Ertuğrul Özkök’ün yazısı iki ayrı şeye aynı anda değiniyor. Biri, AK Parti öndegelenlerinden herhangi birinin, bardağında portakal suyu olduğu halde, yan masadakilere kadeh kaldırmasının vereceği güvence. Diğeri aynı öndegelenlerin tatillere giderek, bol yıldızlı otellerde kalarak halkın arasına karışmış olacaklarını var sayan bir ‘normalleşme’ önerisi. İlkine katılıyorum, aklı başında makul insanların bile ‘acaba alkollü içki içebileceğimiz bir yer kalmayacak mı’ endişesine kapıldığı bir ülkede, başbakan ya da parti için simge isim olan başka birisinin bu insanlara yeme içme adaplarının tehlikede olmadığına ilişkin, hatırlatıcı mahiyette bir jest yapmasını manalı bulurum, hoş bile karşılarım.

BİLAKİS O KİTLE, MUHAFAZAKARLARI İSTEMEZ

Ama bildiğim kadarıyla kimsenin AK Parti’li liderler, önemli simalar ve hatta parti tabanı hakkında, parayı bastırıp iyi tatil yapamayacaklarına ilişkin, yahut tatil kavramına karşı olduklarına ilişkin bir şüphesi, endişesi, kaygısı ya da merakı yok. Bilakis Özkök’ün ‘normalleşme olur, iyi olur’ diye düşüneceğini sandığı kitleler, muhafazakar insanları tatil-deniz-otel konsepti içinde görmeyi, onlarla öyle mekanlarda karşılaşmayı değil, mümkünse hiç yüzyüze gelmemeyi tercih eden kitleler. Öte yandan halkın içinden çıktığını, halkla beraber yürüdüğünü ısrarla deklare eden, el hak sahiden halkla aynı ses tonunu kullanan ve bunu son derece içten ve samimi bir vurguyla yapan, milli iradeye milletin desteğine ve sevgisine anlam atfeden muhafazakar bir partinin normallik testi 5-7 yıldızlı otellerle yapılmamalıdır, diye düşünüyorum.

MÜTEVAZİLİKLE GÖZ TEMASI KURAMAYAN BİR MUHAFAZAKARLIK

Sezer 7 yıllık cumhurbaşkanlığı süresince hiç tatile gitmedi.
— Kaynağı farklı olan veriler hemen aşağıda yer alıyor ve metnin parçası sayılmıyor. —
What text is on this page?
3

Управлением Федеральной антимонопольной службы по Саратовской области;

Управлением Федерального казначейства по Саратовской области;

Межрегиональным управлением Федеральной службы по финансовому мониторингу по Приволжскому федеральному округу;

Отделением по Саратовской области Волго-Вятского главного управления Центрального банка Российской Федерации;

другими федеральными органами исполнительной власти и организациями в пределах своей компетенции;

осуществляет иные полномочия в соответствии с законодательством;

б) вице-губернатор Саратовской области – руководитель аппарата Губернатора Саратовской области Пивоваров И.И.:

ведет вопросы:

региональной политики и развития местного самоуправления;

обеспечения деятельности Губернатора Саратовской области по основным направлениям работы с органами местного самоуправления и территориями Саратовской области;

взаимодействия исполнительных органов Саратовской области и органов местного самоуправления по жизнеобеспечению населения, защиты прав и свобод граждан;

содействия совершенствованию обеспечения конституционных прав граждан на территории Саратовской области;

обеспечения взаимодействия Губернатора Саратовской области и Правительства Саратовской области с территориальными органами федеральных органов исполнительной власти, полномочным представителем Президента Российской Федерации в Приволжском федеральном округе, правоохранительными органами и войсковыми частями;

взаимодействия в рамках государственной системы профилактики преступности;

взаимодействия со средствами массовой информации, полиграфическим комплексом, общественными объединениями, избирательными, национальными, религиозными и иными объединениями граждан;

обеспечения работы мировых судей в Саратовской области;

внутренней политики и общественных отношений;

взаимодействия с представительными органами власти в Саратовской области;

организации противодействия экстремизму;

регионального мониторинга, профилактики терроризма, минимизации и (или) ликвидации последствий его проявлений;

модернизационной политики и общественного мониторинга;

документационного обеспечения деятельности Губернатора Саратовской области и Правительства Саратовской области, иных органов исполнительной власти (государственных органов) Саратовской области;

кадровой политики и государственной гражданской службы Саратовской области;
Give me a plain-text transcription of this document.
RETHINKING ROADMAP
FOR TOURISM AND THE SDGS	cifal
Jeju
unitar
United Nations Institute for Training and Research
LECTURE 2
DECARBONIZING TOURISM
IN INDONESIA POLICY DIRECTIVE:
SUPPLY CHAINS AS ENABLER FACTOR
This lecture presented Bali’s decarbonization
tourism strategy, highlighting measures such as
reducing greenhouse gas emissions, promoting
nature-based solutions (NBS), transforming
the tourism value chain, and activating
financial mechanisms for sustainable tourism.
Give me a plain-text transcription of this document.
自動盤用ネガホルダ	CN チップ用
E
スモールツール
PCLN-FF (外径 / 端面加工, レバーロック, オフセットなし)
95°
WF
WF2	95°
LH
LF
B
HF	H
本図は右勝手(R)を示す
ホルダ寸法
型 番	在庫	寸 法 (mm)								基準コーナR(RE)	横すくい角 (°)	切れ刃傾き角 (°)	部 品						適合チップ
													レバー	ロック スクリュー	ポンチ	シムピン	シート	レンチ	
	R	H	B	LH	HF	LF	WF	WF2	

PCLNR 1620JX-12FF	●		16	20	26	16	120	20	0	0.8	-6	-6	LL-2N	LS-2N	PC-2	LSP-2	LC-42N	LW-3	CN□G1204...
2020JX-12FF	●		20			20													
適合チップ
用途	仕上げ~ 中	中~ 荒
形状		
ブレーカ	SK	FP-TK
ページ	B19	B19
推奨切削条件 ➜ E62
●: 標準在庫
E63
Sezer'in arşivdeki bu tek fotoğrafı da uzaktan çekilebildi.

Mütevazilikle göz teması kuramayan bir muhafazakarlık, bir süre sonra kimseye anlatılamaz bir şey olabilir. Dolayısıyla, deniz deniz gezip yüzme hevesi kursağında kalmış, tatili değil ama yüzmeyi önemsemiş, bunu ifade etmekten çekinmemiş biri olarak dahi, tatildi, oteldi, şortla fotoğraftı, bunlar üzerinden verilecek resimlerin bir sorunu belki tamir ederken yoksulların, alt sınıfın, mahalle bakkalının bakış açısını bulandırmak, partiyle mahallenin arasına sınıfsal bir duvar örmek gibi tehlikeleri var. Özkök’ün başbakan, bakanlar ve ailelerinin bulundukları, yetiştikleri, parçası oldukları camiayı ‘tesettür gettosu’ gibi kaba bir ifadeyle nitelemesini de hoş karşılamadım, ‘Oradan çıkın, koşarak uzaklaşın oradan’ önerisini rencide edici buldum. Şu ülkenin kadınlarının en geniş ortak paydası olan tesettürü, başörtüsünü normalleştirememiş bir gazetenin yazarından gelen ‘normalleşme’ önerilerini ne kadar ciddiye alabiliriz, önemli olan bu.

Hürriyet Gazetesi'nin bir başka yazarı Bekir Coşkun sa Ertuğrul Özkök'ün Başbakan'a yaptığı öneri için 'Boşuna bekleyecek' yorumunu yaptı

İşte Bekir Coşkun'un bugünkü köşe yazısı:

Ertuğrul Özkök boşuna bekleyecek...


ERTUĞRUL Özkök’ün Başbakan’ın hanımını da yanına alarak bir gün bir restorana gidip yan masadakilere "Sağlığınıza..." diye kadeh kaldırmasını öneren "Lütfen bir kadeh" başlıklı yazısını durmadan okuyorum.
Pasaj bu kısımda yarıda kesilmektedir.